Will orders a second post-mortem to try to determine why Davey would kill himself. It reveals that he was raped the night before he died, in addition to the fact that Davey ejaculated during the rape. The coroner explains that it was a result of the anal stimulation, surmising that Davey probably killed himself over the shame he felt after involuntarily ejaculating. He refers Will to a psychologist who can explain the phenomenon more eloquently. As Will listens to the psychologist explain the mindset of the rapist and the mental damage of a rape victim, he takes his first drink in three years. Mickser visits the woman who hosted the party where Davey made his sale. The hostess remembers seeing the man make a phone call as Davey left and she tracks down his identity. Will and Mickser visit the man who leads them to Boad. During a dinner party at Boad's house, Will cases the grounds and leaves. Will's cohorts pull a prank at Turner's house, hog-tying one of his bodyguards in a bra and panties. Irate, Turner hires an Irish hitman to retaliate.

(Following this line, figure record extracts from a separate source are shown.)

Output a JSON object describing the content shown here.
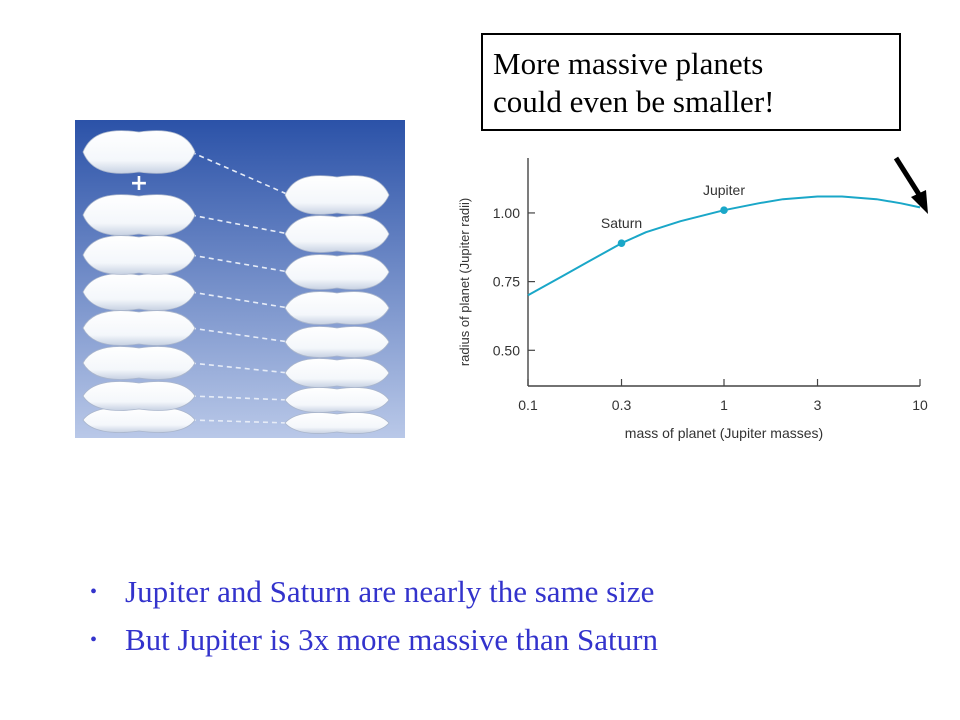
{
  "callout": {
    "line1": "More massive planets",
    "line2": "could even be smaller!"
  },
  "illustration": {
    "plus_sign": "+",
    "background_top": "#2b52a8",
    "background_bottom": "#b9c8e8",
    "pillow_color": "#f4f7fb",
    "stack_left_count": 8,
    "stack_right_count": 8
  },
  "chart_data": {
    "type": "line",
    "title": "",
    "xlabel": "mass of planet (Jupiter masses)",
    "ylabel": "radius of planet (Jupiter radii)",
    "x_scale": "log",
    "xlim": [
      0.1,
      10
    ],
    "x_ticks": [
      0.1,
      0.3,
      1,
      3,
      10
    ],
    "x_tick_labels": [
      "0.1",
      "0.3",
      "1",
      "3",
      "10"
    ],
    "ylim": [
      0.37,
      1.2
    ],
    "y_ticks": [
      0.5,
      0.75,
      1.0
    ],
    "y_tick_labels": [
      "0.50",
      "0.75",
      "1.00"
    ],
    "line_color": "#1aa7c8",
    "series": [
      {
        "x": [
          0.1,
          0.15,
          0.2,
          0.3,
          0.4,
          0.6,
          1,
          1.5,
          2,
          3,
          4,
          6,
          8,
          10
        ],
        "y": [
          0.7,
          0.77,
          0.82,
          0.89,
          0.93,
          0.97,
          1.01,
          1.035,
          1.05,
          1.06,
          1.06,
          1.05,
          1.035,
          1.02
        ]
      }
    ],
    "points": [
      {
        "label": "Saturn",
        "x": 0.3,
        "y": 0.89
      },
      {
        "label": "Jupiter",
        "x": 1,
        "y": 1.01
      }
    ]
  },
  "bullets": [
    "Jupiter and Saturn are nearly the same size",
    "But Jupiter is 3x more massive than Saturn"
  ],
  "bullet_glyph": "•"
}
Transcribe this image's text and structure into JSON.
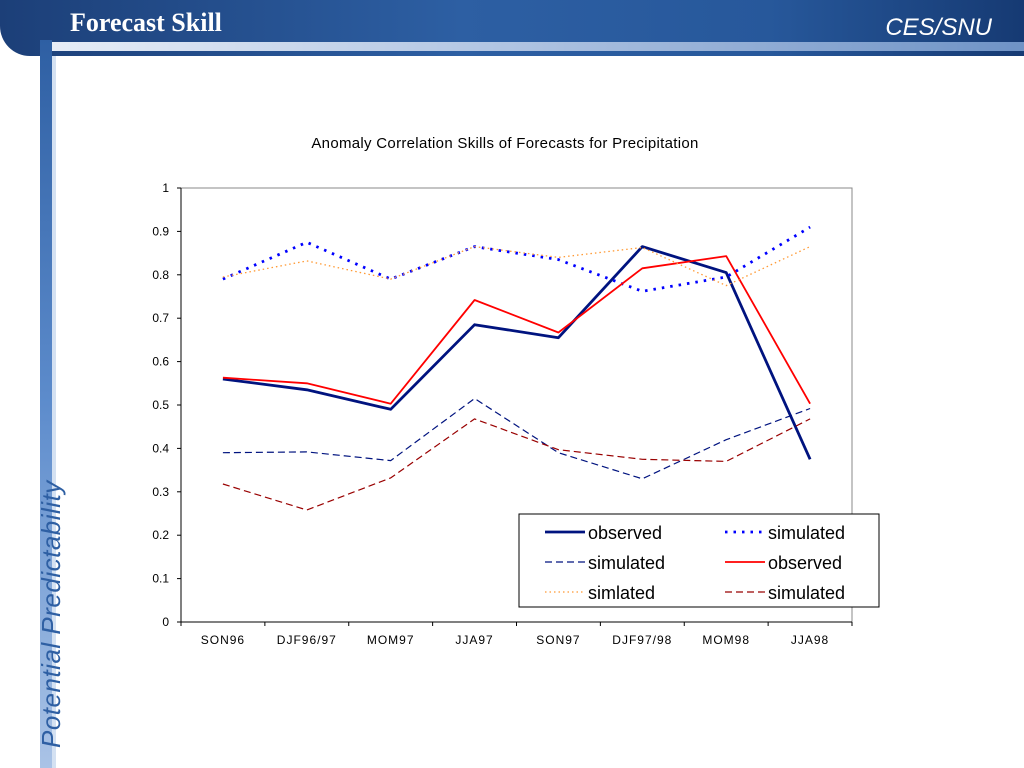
{
  "slide": {
    "title": "Forecast Skill",
    "org": "CES/SNU",
    "side_label": "Potential  Predictability"
  },
  "colors": {
    "header": "#2d5fa3",
    "navy": "#00137f",
    "blue": "#0000ff",
    "red": "#ff0000",
    "orange": "#ff9933",
    "darkred": "#990000"
  },
  "chart_data": {
    "type": "line",
    "title": "Anomaly Correlation Skills of Forecasts for Precipitation",
    "categories": [
      "SON96",
      "DJF96/97",
      "MOM97",
      "JJA97",
      "SON97",
      "DJF97/98",
      "MOM98",
      "JJA98"
    ],
    "ylim": [
      0,
      1
    ],
    "yticks": [
      "0",
      "0.1",
      "0.2",
      "0.3",
      "0.4",
      "0.5",
      "0.6",
      "0.7",
      "0.8",
      "0.9",
      "1"
    ],
    "grid": false,
    "legend_position": "bottom-right",
    "series": [
      {
        "name": "observed",
        "color": "#00137f",
        "style": "solid",
        "width": 2.8,
        "values": [
          0.56,
          0.535,
          0.49,
          0.685,
          0.655,
          0.865,
          0.805,
          0.375
        ]
      },
      {
        "name": "simulated",
        "color": "#0000ff",
        "style": "dotted",
        "width": 2.8,
        "values": [
          0.79,
          0.875,
          0.79,
          0.865,
          0.835,
          0.762,
          0.795,
          0.91
        ]
      },
      {
        "name": "simulated",
        "color": "#00137f",
        "style": "dashed",
        "width": 1.2,
        "values": [
          0.39,
          0.392,
          0.372,
          0.515,
          0.39,
          0.33,
          0.42,
          0.492
        ]
      },
      {
        "name": "observed",
        "color": "#ff0000",
        "style": "solid",
        "width": 1.8,
        "values": [
          0.563,
          0.55,
          0.503,
          0.742,
          0.667,
          0.815,
          0.843,
          0.503
        ]
      },
      {
        "name": "simlated",
        "color": "#ff9933",
        "style": "dotted",
        "width": 1.3,
        "values": [
          0.795,
          0.832,
          0.79,
          0.865,
          0.84,
          0.863,
          0.775,
          0.865
        ]
      },
      {
        "name": "simulated",
        "color": "#990000",
        "style": "dashed",
        "width": 1.2,
        "values": [
          0.318,
          0.258,
          0.332,
          0.468,
          0.397,
          0.375,
          0.37,
          0.468
        ]
      }
    ]
  }
}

Will visits a garage and uncovers a vintage Jaguar. He retrieves a suitcase from the trunk and checks into a hotel. The suitcase is full of money, clothes and a gun. Will has a suit pressed and orders a barber to cut off his long hair and beard. Clean cut and in his suit, he has the Jaguar washed and heads to Boad's house. On his way, he calls Helen and tells her to pack a bag, but Turner's hitman is waiting outside her house. At Boad's, Will trips the alarm on a car in the garage, drawing Boad out of the house. Will kills his dog and then points his gun at Boad, asking him why he raped Davey.

Boad explains that he'd been following Davey for six weeks, fascinated by how fake he was. He hated the way that Davey waltzed through life, conning everyone with his good looks and charm. Boad says that he wanted to make Davey realize that he was worthless. Will tells Boad that he will kill him later, because killing him there would be too easy. As he's walking away from the house, he pauses and then returns to the garage and kills Boad. Helen is shown sitting on the staircase in her flat, arms crossed, waiting with Turner's hitman for Will to arrive. The film ends on an ambiguous note as Will watches a man hitting golf balls into the ocean. It is the same shot and voice-over that opens the film. Will speaks about how most thoughts are just memories and after someone is gone, the memories of him are all that's left. He gets into his car and drives off.

==Reception==
The film was entered into the 25th Moscow International Film Festival.

The film received mixed reviews and has a 46% approval rating on Rotten Tomatoes from 90 reviews. The website's critics consensus states, "I'll Sleep When I'm Deads spare performances and slick style are undermined by a lack of cohesive story, yielding a neatly packaged noir with little substance beneath its polished surface." However, Roger Ebert gave the film three-and-a-half out of four stars, writing that "there is a tangible pleasure in following enigmatic characters through the shadows of their lives; deprived for a time of plot, given characters who are not clearly labeled and assigned moral categories, we're allowed to make judgments based on their manner and speech." In the New York Observer, Andrew Sarris wrote, "Does the film work? All I know is that it stays in my mind for its ambitiously autumnal essence, but it may not be everyone's cup of tea." According to Owen Gleiberman, "Hodges...still knows how to unspool a mystery with a hypnotic pace of sadistic intrigue."

Ty Burr of the Boston Globe reviewed the film negatively, writing that it "feels undernourished in plot, characterization, and dialogue, and what should play with minimalist high tension is allowed to sag lower and lower until it simply grounds out. The result is a revenge thriller that's too taken with its own ambience to actually thrill".

==Box office==
The film was released on 16 June 2004 and grossed $13,415 in the opening weekend. It went on to gross $360,759 domestically and $130,205 in the foreign markets for a worldwide total of $490,964.